Bien évidemment notre discours sera très orienté GéoSpatial. je vous laisse donc découvrir les quelques perles que j'ai traduites, commentées ou enrichies. N'hésitez pas à me faire par de vos remarques, à me signaler une mauvaise traduction ou même à enrichir ce débat.

GFOSS (Geospatial Free and OpenSource Software) est contre les logiciels commerciaux et les entreprises qui les produisent

Non au contraire, de nombreuses applications géospatiales libres sont utilisées quotidiennement par des compagnies de services ou des compagnies travaillant sur des projets commerciaux. Généralement, les logiciels libres sont adaptés et compatibles avec leurs besoins.

Si au contraire vous regardez du côté des logiciels propriétaires ils sont par essence ni libres ni OpenSource (code libre).
Mais GFOSS respecte le rôle important joué par logiciels SIG propriétaires et son but n'est en aucun cas d'aller à l'encontre ou de supprimer les compagnies qui les éditent.

Néanmoins, GFOSS fait valoir que les logiciels libres peuvent et doivent jouer un rôle important dans le monde du géospatial.
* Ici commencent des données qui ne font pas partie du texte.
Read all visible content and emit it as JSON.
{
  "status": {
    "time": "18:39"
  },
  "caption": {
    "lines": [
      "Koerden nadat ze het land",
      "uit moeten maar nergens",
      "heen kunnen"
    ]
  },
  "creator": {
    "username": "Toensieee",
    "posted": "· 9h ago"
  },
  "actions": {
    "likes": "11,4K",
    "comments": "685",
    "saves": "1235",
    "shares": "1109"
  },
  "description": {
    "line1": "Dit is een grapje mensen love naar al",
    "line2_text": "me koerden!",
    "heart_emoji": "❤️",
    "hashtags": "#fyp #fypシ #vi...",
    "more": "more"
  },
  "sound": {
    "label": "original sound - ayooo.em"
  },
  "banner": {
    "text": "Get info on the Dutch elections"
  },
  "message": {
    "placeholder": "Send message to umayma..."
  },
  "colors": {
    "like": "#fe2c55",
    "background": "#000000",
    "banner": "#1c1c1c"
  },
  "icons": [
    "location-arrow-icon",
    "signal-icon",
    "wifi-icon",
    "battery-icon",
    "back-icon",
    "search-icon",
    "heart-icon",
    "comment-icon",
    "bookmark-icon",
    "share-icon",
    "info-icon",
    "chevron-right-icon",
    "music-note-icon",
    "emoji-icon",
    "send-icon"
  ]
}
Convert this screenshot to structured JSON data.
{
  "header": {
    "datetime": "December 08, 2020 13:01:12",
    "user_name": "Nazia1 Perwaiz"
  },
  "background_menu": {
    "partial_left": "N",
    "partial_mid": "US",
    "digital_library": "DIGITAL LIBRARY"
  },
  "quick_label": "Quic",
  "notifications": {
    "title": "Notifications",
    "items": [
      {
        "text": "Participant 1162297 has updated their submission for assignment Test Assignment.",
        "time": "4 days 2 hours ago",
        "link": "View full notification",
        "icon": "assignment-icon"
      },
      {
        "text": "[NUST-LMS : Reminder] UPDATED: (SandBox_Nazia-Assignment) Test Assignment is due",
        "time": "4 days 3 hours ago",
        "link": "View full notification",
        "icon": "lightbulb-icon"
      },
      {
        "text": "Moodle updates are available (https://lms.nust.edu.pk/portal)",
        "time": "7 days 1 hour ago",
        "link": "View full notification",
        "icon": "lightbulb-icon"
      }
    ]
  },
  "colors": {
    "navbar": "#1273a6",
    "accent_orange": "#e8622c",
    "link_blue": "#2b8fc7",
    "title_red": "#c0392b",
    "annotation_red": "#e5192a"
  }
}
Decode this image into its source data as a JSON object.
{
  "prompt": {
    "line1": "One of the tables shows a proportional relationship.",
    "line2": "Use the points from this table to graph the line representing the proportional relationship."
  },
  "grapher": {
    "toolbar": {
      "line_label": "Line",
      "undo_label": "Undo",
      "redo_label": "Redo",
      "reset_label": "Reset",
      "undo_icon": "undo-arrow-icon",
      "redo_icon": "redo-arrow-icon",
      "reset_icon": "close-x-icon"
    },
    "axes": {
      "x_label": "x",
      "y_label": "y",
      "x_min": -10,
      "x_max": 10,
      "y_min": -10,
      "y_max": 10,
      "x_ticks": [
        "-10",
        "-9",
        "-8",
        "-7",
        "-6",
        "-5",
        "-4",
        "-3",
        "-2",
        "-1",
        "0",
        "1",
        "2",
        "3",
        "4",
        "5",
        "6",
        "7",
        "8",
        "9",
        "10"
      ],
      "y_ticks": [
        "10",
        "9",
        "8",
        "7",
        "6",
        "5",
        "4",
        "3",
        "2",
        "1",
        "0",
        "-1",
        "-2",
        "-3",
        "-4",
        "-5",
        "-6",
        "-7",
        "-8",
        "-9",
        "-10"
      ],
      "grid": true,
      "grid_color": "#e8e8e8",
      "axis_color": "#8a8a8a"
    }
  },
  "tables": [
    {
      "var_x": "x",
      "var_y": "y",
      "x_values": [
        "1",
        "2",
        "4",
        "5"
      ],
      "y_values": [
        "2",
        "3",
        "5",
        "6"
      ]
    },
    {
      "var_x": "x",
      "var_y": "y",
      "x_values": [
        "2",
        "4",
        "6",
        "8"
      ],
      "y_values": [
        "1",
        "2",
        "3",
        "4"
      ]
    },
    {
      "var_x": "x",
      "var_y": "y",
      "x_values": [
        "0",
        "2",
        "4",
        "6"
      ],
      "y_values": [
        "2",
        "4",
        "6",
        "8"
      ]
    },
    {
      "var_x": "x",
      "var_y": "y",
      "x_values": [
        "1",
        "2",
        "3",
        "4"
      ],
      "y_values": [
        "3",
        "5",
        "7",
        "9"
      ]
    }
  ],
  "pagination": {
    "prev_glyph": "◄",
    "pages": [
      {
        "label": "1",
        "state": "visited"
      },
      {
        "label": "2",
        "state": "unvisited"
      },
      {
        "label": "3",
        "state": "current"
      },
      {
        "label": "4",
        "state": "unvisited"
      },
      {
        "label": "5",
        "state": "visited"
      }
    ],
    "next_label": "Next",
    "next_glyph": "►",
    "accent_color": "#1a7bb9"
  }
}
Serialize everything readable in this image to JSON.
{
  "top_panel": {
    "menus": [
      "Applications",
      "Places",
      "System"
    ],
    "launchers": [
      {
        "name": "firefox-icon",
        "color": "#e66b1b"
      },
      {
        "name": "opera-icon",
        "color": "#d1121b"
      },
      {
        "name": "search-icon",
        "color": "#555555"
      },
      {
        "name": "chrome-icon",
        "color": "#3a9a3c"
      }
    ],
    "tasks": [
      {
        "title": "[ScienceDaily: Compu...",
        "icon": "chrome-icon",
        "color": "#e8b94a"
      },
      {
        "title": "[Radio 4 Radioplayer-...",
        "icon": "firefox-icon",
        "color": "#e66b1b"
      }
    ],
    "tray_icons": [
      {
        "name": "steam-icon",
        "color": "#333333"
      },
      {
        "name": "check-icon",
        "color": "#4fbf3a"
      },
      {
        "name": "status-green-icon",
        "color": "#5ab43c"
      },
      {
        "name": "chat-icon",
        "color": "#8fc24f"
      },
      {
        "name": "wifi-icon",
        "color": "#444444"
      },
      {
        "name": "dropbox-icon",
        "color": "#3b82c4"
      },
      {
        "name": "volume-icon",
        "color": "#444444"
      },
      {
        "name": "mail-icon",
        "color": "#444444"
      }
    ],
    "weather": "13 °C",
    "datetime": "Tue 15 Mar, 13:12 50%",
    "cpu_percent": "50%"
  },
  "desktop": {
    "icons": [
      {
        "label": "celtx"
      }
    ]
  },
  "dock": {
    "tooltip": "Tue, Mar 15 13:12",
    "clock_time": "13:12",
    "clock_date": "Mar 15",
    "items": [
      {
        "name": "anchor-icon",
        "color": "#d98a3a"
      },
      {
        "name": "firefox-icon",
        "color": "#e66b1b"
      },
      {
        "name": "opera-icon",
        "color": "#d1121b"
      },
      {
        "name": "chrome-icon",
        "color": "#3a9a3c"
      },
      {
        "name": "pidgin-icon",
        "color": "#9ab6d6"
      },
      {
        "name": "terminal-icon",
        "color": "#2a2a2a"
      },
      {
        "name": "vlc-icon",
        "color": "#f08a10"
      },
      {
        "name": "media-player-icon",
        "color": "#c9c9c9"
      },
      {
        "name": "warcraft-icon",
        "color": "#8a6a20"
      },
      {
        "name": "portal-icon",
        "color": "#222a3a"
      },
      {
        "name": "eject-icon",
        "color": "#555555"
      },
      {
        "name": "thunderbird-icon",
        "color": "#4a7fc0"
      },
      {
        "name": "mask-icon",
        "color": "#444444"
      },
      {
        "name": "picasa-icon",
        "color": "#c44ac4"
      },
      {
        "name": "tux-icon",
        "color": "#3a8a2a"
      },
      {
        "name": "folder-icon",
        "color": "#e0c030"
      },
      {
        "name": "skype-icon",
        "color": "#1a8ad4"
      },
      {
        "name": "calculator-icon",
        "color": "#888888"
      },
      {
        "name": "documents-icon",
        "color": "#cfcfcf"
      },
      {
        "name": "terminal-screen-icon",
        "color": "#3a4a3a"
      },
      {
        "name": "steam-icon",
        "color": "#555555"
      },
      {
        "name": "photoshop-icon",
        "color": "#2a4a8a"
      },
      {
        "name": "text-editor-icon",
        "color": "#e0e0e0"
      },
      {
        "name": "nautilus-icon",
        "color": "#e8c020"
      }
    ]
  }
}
Après tout pouvoir disposer d'une grande disponibilité et de logiciels libres de qualité est bénéfique pour les utilisateurs, l'industrie, et même pour ceux qui vendent des logiciels propriétaires.

L'offre SIG est compliquée, elle est réservée aux experts.

Cela est vrai pour certains programmes qui demandent de nombreuses options de configurations et qui peuvent donc contribuer à rebuter les néophytes.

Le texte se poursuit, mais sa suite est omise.